Nonetheless, it is the complementarity between the sexes that makes it possible for human life to continue. Neither “men” nor “women” alone can procreate. Men and women are not the same biologically, and no amount of social conditioning can alter that fact. The deconstruction of nature to raw putty in the hands of deconstructionists can lead only to social chaos.

Norman Mailer made the comment in one of his many books, that if he ever meets St. Thomas Aquinas in the next world, he will commend him for “that most excellent phrase…the authority of the senses.” Mailer was also commending all those philosophers who stubbornly hold to the notion that it is through our senses (not through our dreams) that we come in contact with reality.

The deconstruction of nature must also include the deconstruction of human nature. For anyone of common sense, however, this is a most desperate and futile project.

At the beginning of his longest encyclical, Fides et Ratio, Pope St.

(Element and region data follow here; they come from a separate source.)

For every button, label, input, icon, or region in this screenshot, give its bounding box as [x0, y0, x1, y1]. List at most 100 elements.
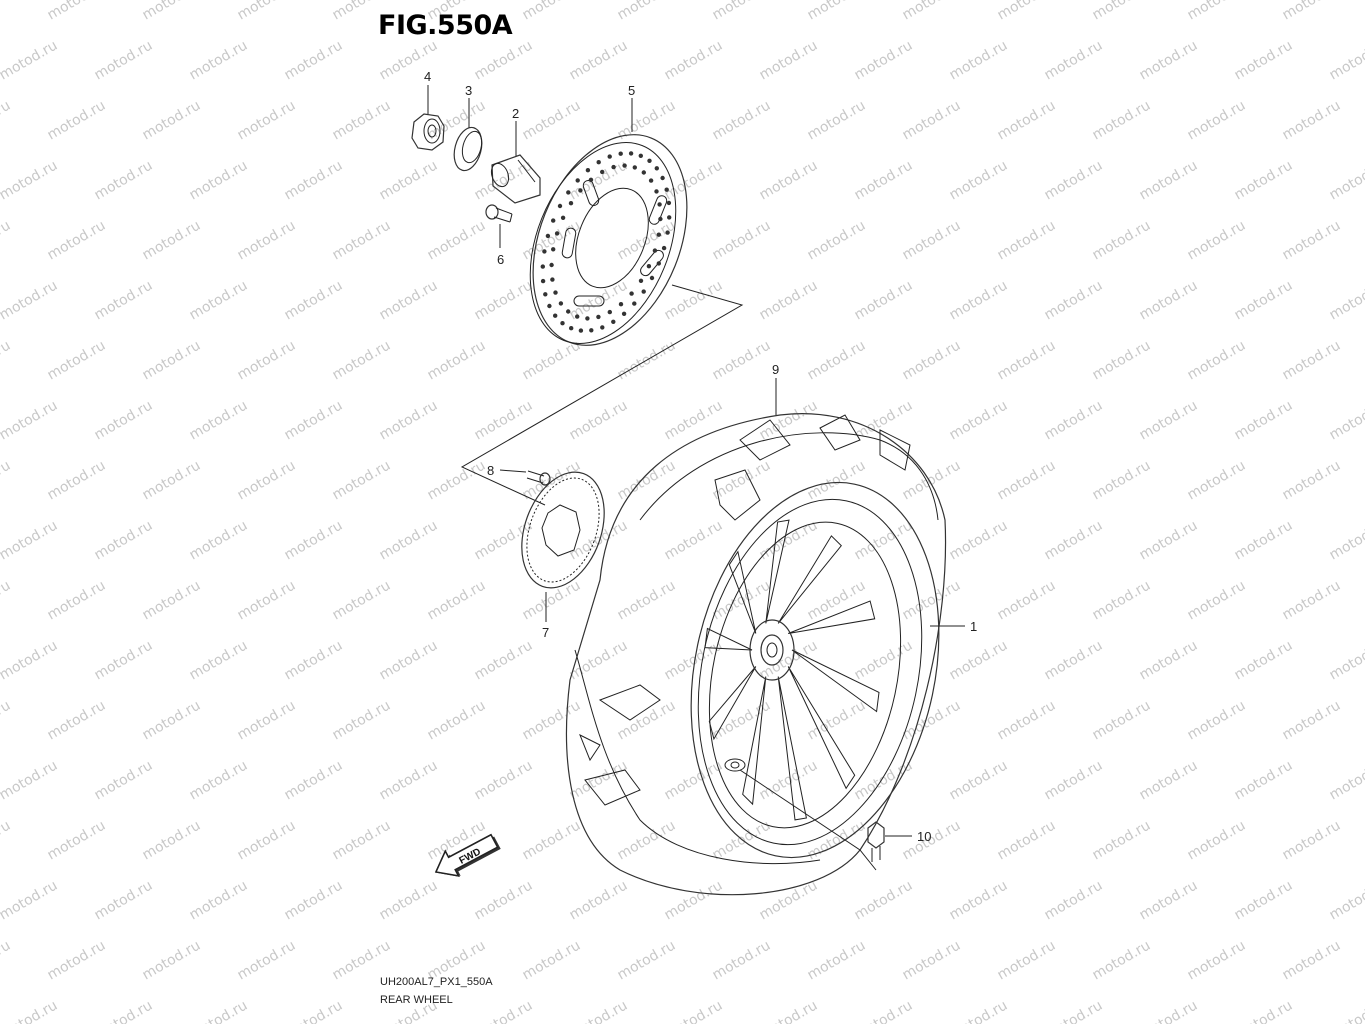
watermark-text: motod.ru — [852, 37, 916, 83]
watermark-text: motod.ru — [710, 457, 774, 503]
watermark-text: motod.ru — [330, 337, 394, 383]
watermark-text: motod.ru — [140, 577, 204, 623]
disc-hole — [654, 189, 659, 194]
watermark-text: motod.ru — [567, 397, 631, 443]
watermark-text: motod.ru — [947, 397, 1011, 443]
watermark-text: motod.ru — [187, 277, 251, 323]
watermark-text: motod.ru — [900, 577, 964, 623]
watermark-text: motod.ru — [710, 0, 774, 23]
watermark-text: motod.ru — [187, 157, 251, 203]
watermark-text: motod.ru — [1042, 517, 1106, 563]
watermark-text: motod.ru — [0, 877, 60, 923]
watermark-text: motod.ru — [1327, 157, 1365, 203]
watermark-text: motod.ru — [45, 0, 109, 23]
callout-6: 6 — [497, 252, 504, 267]
watermark-text: motod.ru — [0, 277, 60, 323]
disc-hole — [578, 328, 584, 333]
watermark-text: motod.ru — [852, 397, 916, 443]
watermark-text: motod.ru — [1280, 337, 1344, 383]
watermark-text: motod.ru — [0, 577, 13, 623]
watermark-text: motod.ru — [0, 517, 60, 563]
disc-hole — [632, 165, 637, 170]
watermark-text: motod.ru — [520, 697, 584, 743]
watermark-text: motod.ru — [947, 157, 1011, 203]
callout-10: 10 — [917, 829, 931, 844]
disc-hole — [568, 201, 574, 206]
watermark-text: motod.ru — [1185, 697, 1249, 743]
watermark-text: motod.ru — [235, 0, 299, 23]
watermark-text: motod.ru — [710, 217, 774, 263]
figure-name: REAR WHEEL — [380, 994, 453, 1006]
watermark-text: motod.ru — [282, 877, 346, 923]
wheel-spoke — [787, 666, 856, 790]
watermark-text: motod.ru — [1185, 337, 1249, 383]
watermark-text: motod.ru — [520, 937, 584, 983]
disc-hole — [566, 190, 571, 195]
disc-hole — [607, 309, 612, 315]
disc-hole — [540, 278, 546, 284]
watermark-text: motod.ru — [1280, 937, 1344, 983]
callout-3: 3 — [465, 83, 472, 98]
watermark-text: motod.ru — [282, 157, 346, 203]
watermark-text: motod.ru — [1090, 577, 1154, 623]
watermark-text: motod.ru — [0, 0, 13, 23]
disc-hole — [638, 153, 643, 158]
watermark-text: motod.ru — [1327, 877, 1365, 923]
watermark-text: motod.ru — [662, 277, 726, 323]
watermark-text: motod.ru — [1232, 637, 1296, 683]
disc-hole — [553, 290, 558, 295]
watermark-text: motod.ru — [92, 397, 156, 443]
disc-hole — [638, 278, 644, 283]
watermark-text: motod.ru — [1137, 157, 1201, 203]
watermark-text: motod.ru — [425, 217, 489, 263]
watermark-text: motod.ru — [1185, 577, 1249, 623]
watermark-text: motod.ru — [995, 337, 1059, 383]
watermark-text: motod.ru — [377, 517, 441, 563]
watermark-text: motod.ru — [1042, 37, 1106, 83]
watermark-text: motod.ru — [330, 817, 394, 863]
watermark-text: motod.ru — [852, 757, 916, 803]
brake-disc — [529, 134, 688, 346]
disc-hole — [618, 151, 623, 156]
watermark-text: motod.ru — [1137, 517, 1201, 563]
watermark-text: motod.ru — [140, 97, 204, 143]
watermark-text: motod.ru — [615, 577, 679, 623]
watermark-text: motod.ru — [852, 277, 916, 323]
watermark-text: motod.ru — [567, 997, 631, 1024]
watermark-text: motod.ru — [92, 637, 156, 683]
watermark-text: motod.ru — [520, 0, 584, 23]
disc-hole — [551, 247, 556, 252]
wheel-spoke — [704, 627, 753, 651]
watermark-text: motod.ru — [377, 277, 441, 323]
watermark-text: motod.ru — [330, 217, 394, 263]
watermark-text: motod.ru — [520, 217, 584, 263]
watermark-text: motod.ru — [1280, 97, 1344, 143]
watermark-text: motod.ru — [995, 97, 1059, 143]
callout-7: 7 — [542, 625, 549, 640]
axle-nut — [411, 113, 445, 151]
watermark-text: motod.ru — [1137, 637, 1201, 683]
watermark-text: motod.ru — [900, 217, 964, 263]
disc-hole — [600, 325, 605, 330]
watermark-text: motod.ru — [377, 157, 441, 203]
watermark-text: motod.ru — [710, 337, 774, 383]
watermark-text: motod.ru — [1090, 697, 1154, 743]
watermark-text: motod.ru — [1185, 937, 1249, 983]
watermark-text: motod.ru — [567, 517, 631, 563]
watermark-text: motod.ru — [805, 577, 869, 623]
watermark-text: motod.ru — [282, 397, 346, 443]
watermark-text: motod.ru — [235, 97, 299, 143]
watermark-text: motod.ru — [520, 457, 584, 503]
leader-lines — [427, 85, 965, 837]
watermark-text: motod.ru — [282, 637, 346, 683]
watermark-text: motod.ru — [662, 397, 726, 443]
disc-hole — [652, 248, 658, 253]
watermark-text: motod.ru — [425, 457, 489, 503]
watermark-text: motod.ru — [425, 337, 489, 383]
watermark-text: motod.ru — [757, 157, 821, 203]
callout-5: 5 — [628, 83, 635, 98]
watermark-text: motod.ru — [282, 517, 346, 563]
rear-wheel-rim — [690, 481, 940, 859]
disc-hole — [600, 169, 605, 175]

John Paul II draws attention to the sheer naturalness of philosophizing. In every culture, he points out, human beings ask the fundamental questions: “Who am I? Where have I come from and where am I going? Why is there evil? What is there after this life?”

To suppress these questions is to suppress humanity. Nonetheless, deconstructionists will argue that there is no such thing as humanity.

How did society lose its respect for common sense? Samuel Taylor Coleridge once remarked: “Common sense in an uncommon degree is what the world calls wisdom.”

We may also add that wisdom is also in short supply. Society is in love with novelty and there is nothing novel about common sense. It is also infatuated with change, an attitude that disparages what is stable and even necessary. And its love affair with what is trendy often obscures what is a permanent possession. Academia tells us to rid ourselves of the “hegemonic taxonomy of bourgeois heteronormativity,” which simply means to “scrap the male-female distinction.”

An old adage is need here: “One pound of learning requires ten pounds of common sense to apply it.”